1. "Synthesis of BIS-2-(1,3-Diphenylimidazolidinylidene)", West Point, 1969
2. "A Helicopter Simulator Study of Control Display Tradeoffs in a Deceleration Approach", Article to the American Helicopter Society Journal, 1976.
3. Fundamentals of Applied Aerodynamics, Text rewrite, West Point, 1978.
4. Principles of Aircraft Performance, Text for USMA Dept. of Mechanics, 1979.
5. T41-B Aircrew Training Manual, West Point, 1979.
6. "The USMA Flight Laboratory Program", Paper to ASEE, 1980.
7. "A Simulator Study of Control and Display Tradeoffs in a Decelerating Approach", Adamson, Born, Dukes, MAE Tech. Rpt.

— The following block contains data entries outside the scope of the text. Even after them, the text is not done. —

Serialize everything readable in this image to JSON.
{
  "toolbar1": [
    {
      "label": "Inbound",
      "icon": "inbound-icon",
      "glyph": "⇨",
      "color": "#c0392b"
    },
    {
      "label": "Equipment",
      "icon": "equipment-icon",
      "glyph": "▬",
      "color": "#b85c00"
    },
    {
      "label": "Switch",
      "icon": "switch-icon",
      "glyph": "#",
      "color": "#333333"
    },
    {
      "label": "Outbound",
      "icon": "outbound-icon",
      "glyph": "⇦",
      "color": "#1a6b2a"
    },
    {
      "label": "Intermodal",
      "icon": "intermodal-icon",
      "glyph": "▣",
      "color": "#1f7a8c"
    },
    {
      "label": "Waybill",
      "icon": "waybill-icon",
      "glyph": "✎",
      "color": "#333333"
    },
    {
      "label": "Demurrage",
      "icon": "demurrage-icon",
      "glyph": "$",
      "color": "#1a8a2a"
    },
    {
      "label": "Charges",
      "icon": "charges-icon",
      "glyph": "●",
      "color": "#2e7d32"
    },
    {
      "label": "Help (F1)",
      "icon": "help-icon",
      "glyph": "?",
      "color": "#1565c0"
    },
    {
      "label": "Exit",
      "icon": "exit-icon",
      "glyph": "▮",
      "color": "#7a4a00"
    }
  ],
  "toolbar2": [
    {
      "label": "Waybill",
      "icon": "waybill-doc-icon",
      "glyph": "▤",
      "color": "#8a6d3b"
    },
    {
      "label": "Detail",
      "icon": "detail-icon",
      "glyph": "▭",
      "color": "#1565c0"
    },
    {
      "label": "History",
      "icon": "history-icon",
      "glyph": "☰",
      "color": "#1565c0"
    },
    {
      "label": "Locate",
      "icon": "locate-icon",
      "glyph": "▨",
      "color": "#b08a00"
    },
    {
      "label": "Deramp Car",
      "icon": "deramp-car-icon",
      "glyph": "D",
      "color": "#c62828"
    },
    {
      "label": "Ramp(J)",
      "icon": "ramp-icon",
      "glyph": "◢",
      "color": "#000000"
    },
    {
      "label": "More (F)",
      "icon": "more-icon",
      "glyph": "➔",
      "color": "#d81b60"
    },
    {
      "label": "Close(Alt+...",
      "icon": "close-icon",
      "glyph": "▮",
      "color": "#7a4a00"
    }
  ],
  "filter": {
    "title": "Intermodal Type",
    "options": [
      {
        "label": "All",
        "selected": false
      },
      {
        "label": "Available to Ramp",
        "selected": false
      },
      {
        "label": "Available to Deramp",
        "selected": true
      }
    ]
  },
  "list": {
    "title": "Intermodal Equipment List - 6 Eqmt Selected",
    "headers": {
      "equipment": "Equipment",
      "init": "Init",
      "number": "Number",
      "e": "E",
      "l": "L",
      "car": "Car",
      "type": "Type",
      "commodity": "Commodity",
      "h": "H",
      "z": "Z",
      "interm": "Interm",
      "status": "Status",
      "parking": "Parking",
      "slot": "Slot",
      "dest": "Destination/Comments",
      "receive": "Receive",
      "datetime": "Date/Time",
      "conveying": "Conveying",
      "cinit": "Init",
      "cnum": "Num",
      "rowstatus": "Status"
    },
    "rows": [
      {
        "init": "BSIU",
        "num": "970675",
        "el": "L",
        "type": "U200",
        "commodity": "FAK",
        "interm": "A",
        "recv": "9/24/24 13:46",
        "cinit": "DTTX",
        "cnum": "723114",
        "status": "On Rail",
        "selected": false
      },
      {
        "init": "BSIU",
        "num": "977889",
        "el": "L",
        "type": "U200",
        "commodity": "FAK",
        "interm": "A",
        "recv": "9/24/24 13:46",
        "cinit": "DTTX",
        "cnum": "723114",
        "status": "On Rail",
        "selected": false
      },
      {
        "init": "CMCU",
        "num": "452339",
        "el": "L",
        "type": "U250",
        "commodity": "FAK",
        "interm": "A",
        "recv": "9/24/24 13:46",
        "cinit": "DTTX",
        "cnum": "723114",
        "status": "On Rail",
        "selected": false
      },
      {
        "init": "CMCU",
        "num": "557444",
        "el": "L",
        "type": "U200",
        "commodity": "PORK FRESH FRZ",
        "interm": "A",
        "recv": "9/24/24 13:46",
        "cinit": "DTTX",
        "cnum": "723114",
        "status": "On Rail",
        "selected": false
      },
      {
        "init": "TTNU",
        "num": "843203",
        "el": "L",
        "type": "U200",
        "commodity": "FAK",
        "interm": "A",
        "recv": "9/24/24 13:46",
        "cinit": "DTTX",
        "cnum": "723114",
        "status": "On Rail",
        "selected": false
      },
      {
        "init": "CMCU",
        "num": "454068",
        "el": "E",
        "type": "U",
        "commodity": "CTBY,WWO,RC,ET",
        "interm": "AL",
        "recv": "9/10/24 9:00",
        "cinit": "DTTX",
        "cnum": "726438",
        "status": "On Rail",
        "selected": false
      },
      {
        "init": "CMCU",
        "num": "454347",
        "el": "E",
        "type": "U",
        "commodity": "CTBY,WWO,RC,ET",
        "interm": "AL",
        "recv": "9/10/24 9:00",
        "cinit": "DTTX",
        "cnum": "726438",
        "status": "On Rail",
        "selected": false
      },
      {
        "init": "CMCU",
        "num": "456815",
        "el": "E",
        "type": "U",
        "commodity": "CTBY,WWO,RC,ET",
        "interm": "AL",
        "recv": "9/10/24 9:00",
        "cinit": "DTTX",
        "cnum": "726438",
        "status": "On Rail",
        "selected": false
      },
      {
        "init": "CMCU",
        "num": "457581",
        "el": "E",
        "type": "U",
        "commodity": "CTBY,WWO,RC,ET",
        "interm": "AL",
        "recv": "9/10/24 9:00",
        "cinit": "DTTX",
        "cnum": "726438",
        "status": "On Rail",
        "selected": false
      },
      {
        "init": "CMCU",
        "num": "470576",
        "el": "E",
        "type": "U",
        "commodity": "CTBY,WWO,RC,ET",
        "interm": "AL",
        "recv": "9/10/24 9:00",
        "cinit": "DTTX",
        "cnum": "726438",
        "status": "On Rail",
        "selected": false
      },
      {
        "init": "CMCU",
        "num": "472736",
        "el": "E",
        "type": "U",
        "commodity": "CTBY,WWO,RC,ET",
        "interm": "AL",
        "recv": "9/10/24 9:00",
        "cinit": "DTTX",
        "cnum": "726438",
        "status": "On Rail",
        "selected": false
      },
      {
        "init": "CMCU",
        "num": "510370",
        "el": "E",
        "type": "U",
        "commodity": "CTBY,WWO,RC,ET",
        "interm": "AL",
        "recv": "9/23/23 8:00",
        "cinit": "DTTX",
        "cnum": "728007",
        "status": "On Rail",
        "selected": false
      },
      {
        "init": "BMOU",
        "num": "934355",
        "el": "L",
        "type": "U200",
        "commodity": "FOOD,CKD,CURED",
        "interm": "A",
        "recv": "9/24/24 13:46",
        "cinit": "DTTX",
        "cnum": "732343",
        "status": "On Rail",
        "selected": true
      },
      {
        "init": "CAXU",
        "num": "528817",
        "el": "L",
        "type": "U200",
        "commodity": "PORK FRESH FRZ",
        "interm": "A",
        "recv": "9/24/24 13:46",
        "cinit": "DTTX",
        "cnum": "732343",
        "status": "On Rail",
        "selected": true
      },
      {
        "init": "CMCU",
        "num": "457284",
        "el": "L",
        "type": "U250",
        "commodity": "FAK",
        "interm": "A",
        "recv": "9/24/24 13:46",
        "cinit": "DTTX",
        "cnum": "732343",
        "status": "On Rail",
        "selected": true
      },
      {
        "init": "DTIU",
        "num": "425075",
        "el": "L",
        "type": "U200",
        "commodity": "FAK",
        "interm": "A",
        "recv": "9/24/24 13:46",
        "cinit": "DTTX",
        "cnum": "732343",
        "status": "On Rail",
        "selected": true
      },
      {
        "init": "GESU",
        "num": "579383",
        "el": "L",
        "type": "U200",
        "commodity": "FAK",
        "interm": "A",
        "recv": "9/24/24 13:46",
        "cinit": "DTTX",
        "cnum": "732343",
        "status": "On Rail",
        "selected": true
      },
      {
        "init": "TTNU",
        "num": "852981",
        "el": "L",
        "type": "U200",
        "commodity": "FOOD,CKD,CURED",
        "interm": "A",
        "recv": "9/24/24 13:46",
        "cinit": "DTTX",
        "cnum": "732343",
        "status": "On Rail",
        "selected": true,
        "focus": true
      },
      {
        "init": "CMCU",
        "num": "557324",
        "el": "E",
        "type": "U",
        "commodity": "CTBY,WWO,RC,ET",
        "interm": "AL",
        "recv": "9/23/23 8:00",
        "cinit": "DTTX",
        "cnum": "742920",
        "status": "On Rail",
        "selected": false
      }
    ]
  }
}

No. 1428, Princeton NJ, 1976.
8. "A Helicopter Simulator Study of Control Display Tradeoffs in a Decelerating Approach", Masters Thesis, Princeton NJ, 1976.
9. "Dynamic Methods for Performance Flight Testing", Paper to the United States Navy Test Pilot School, Patuxent River MD, 1981.
10. "An Analysis of The Projected Manpower Requirements for the Shuttle Processing Contract", NASA Report JSC-22662, 1988.
11. NASA Response to the Presidential Commission on the Challenger Accident, contributing author, Houston, 1986.